Construction work on the first 60km of a continuous 150km green trail that will go around Singapore will start at the end of the year.
The project aims to enhance connectivity and create new recreational spaces for cyclists and park goers.
In a ceremony held yesterday morning, Prime Minister Lee Hsien Loong planted a tree at the Sengkang Riverside Park, marking the start of phase one of the Round Island Route, an idea first conceptualised in 2011.
The 150km corridor, which is more than three times the length of Singapore, will be built in three stages.
While a completion date has yet to be announced, the route will link existing natural, cultural, historical and recreational sites.
The development is part of the larger Park Connector Network (PCN), which is now over 300km in length, and the new corridor is expected to benefit about 3.5 million residents along the route.
The National Parks Board (NParks) will be calling for a tender soon for the first phase of the route.
The 60km stretch, named the Coastal Adventure Corridor, will start at Rower's Bay at the Lower Seletar Reservoir Park and pass along the coasts of Punggol, Pasir Ris, Changi and East Coast Park, before reaching Gardens by the Bay East.
Ms Kartini Omar, group director of parks development at NParks, said efforts have been made so the Round Island Route has "seamless connectivity".
"For the Coastal Adventure Corridor... we will have a bridge across Sungei Punggol, which will link the two parcels of Sengkang Riverside Park, so park users (cyclists) don't actually have to dismount and (can) have a more seamless ride," she said, citing an example.
The Round Island Route's tracks will be mostly 6m wide - wider than the 4m paths of the park connectors.
It will also have shelters, toilets, lookout points, information kiosks, bicycle parking lots and self-help bike repair facilities.
Mr Han Jok Kwang, a cycling enthusiast and chairman of the Friends of PCN Community group, said the Round Island Route is about "connecting the dots forward", as it will link to other PCN loops at strategic locations, feeding its users into various residential towns.
"With the route, you can also go around the whole island safely, minimising interaction with vehicular traffic," he added.
As a 150km-long corridor, it also offers the potential for eco-tourism, giving visitors to Singapore a chance to explore the scenic coastline and other attractions along the way, he said.
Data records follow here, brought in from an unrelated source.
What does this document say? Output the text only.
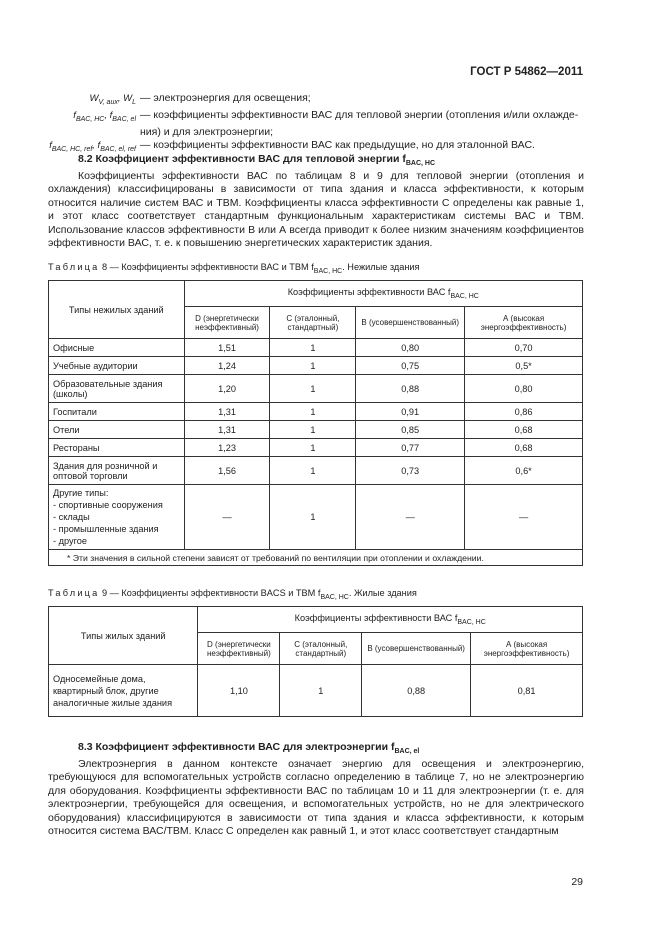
ГОСТ Р 54862—2011
$W_{V, aux}$, $W_L$ — электроэнергия для освещения;
$f_{BAC, HC}$, $f_{BAC, el}$ — коэффициенты эффективности ВАС для тепловой энергии (отопления и/или охлажде-
ния) и для электроэнергии;
$f_{BAC, HC, ref}$, $f_{BAC, el, ref}$ — коэффициенты эффективности ВАС как предыдущие, но для эталонной ВАС.
8.2 Коэффициент эффективности ВАС для тепловой энергии $f_{BAC, HC}$

Коэффициенты эффективности ВАС по таблицам 8 и 9 для тепловой энергии (отопления и охлаждения) классифицированы в зависимости от типа здания и класса эффективности, к которым относится наличие систем ВАС и ТВМ. Коэффициенты класса эффективности С определены как равные 1, и этот класс соответствует стандартным функциональным характеристикам системы ВАС и ТВМ. Использование классов эффективности В или А всегда приводит к более низким значениям коэффициентов эффективности ВАС, т. е. к повышению энергетических характеристик здания.

Таблица 8 — Коэффициенты эффективности ВАС и ТВМ $f_{BAC, HC}$. Нежилые здания
Типы нежилых зданий	Коэффициенты эффективности ВАС $f_{BAC, HC}$
	D (энергетически неэффективный)	С (эталонный, стандартный)	В (усовершенствованный)	А (высокая энергоэффективность)
Офисные	1,51	1	0,80	0,70
Учебные аудитории	1,24	1	0,75	0,5*
Образовательные здания (школы)	1,20	1	0,88	0,80
Госпитали	1,31	1	0,91	0,86
Отели	1,31	1	0,85	0,68
Рестораны	1,23	1	0,77	0,68
Здания для розничной и оптовой торговли	1,56	1	0,73	0,6*
Другие типы:
- спортивные сооружения
- склады
- промышленные здания
- другое	—	1	—	—
* Эти значения в сильной степени зависят от требований по вентиляции при отоплении и охлаждении.				
Таблица 9 — Коэффициенты эффективности BACS и ТВМ $f_{BAC, HC}$. Жилые здания
Типы жилых зданий	Коэффициенты эффективности ВАС $f_{BAC, HC}$
	D (энергетически неэффективный)	С (эталонный, стандартный)	В (усовершенствованный)	А (высокая энергоэффективность)
Односемейные дома, квартирный блок, другие аналогичные жилые здания	1,10	1	0,88	0,81
8.3 Коэффициент эффективности ВАС для электроэнергии $f_{BAC, el}$

Электроэнергия в данном контексте означает энергию для освещения и электроэнергию, требующуюся для вспомогательных устройств согласно определению в таблице 7, но не электроэнергию для оборудования. Коэффициенты эффективности ВАС по таблицам 10 и 11 для электроэнергии (т. е. для электроэнергии, требующейся для освещения, и вспомогательных устройств, но не для электрического оборудования) классифицируются в зависимости от типа здания и класса эффективности, к которым относится система ВАС/ТВМ. Класс С определен как равный 1, и этот класс соответствует стандартным

29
Sengkang resident Eric Phua, 37, said the upcoming Coastal Adventure Corridor will give him an incentive to pick up cycling.
"I'll consider cycling to enjoy this new facility and it can also be another form of exercise for me," said the stock dealer.
The 150km corridor, which is more than three times the length of Singapore, will be built in three stages. While a completion date has yet to be announced, the route will link existing natural, cultural, historical and recreational sites.